Another high point is the excellent character actor work. Glynn Turman stands out in a small but memorable role as the no-nonsense Detective Lawrence Appleton, who’s determined to eradicate the Soy Sauce and its detrimental effects. Paul Giamatti (who shared executive producer credits with Coscarelli’s father Dac and Daniel Carey) is also noteworthy, as skeptical feature reporter Arnie. And be sure to watch for a nice little cameo by Coscarelli regular Angus Scrimm as Father Shellnut.
After watching John Dies at the End, I was left with the impression that Coscarelli either didn’t go far enough or should have shown a little more restraint. I tend to favor the second assertion. The film suffers in comparison to Coscarelli’s previous feature, Bubba Ho-Tep, which successfully walked the line between outlandish and poignant. Even with its wild conspiracy theories and absurd premise, Bubba Ho-Tep managed to keep everything together, thanks to a clarity of vision and adhering to its own set of rules. The rules, if they exist in John Dies at the End, do not seem to apply. Random stuff happens frequently, and nothing seems connected. Because of the film’s dissociative, sporadic nature, it’s more about the parts than the whole. There are some undeniably fun bits trapped within this jumbled mess. It’s hard not to laugh when David eschews his cellphone, in favor of a bratwurst, to speak to his recently deceased friend John. While the climax is a little ho-hum, I have to give the film points for the final scene, and the ironic payoff.

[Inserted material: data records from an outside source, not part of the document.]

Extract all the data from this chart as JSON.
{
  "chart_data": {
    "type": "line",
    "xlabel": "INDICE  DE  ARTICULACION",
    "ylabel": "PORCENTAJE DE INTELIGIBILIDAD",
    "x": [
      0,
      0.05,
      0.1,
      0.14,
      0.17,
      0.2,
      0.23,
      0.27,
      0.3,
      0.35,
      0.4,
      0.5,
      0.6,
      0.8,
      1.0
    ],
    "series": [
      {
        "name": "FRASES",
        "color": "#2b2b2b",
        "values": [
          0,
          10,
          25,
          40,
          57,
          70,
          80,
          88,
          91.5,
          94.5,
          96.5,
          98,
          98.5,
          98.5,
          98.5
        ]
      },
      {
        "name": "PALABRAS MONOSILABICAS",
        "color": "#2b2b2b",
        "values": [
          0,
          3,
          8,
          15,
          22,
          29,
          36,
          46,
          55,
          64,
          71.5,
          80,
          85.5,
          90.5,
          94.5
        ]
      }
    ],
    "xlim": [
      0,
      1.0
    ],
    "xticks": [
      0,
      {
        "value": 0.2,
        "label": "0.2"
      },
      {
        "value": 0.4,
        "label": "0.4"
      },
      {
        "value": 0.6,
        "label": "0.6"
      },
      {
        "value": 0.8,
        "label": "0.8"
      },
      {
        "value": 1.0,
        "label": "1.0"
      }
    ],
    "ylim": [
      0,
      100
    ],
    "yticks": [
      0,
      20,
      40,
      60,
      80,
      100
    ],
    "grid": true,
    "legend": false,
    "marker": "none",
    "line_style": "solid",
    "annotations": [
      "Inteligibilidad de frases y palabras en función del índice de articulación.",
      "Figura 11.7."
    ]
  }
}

Misgivings aside, it’s virtually impossible for me to dislike John Dies at the End. Coscarelli shot for the stars, even if he barely made it out of the clouds. He made a sincere effort to show us something that hadn’t been seen, throwing as much weird shit at the screen as possible and seeing what stuck. Yes, the film is wildly inconsistent, but that describes Coscarelli’s filmography. His overall body of work, while rough around the edges, frequently delivers more than we get from lesser directors with bigger budgets. Even if the final results are a trifle underwhelming, it’s a crazy enough ride, well worth your time. Unlike its main characters, however, don’t expect John Dies at the End to change your life.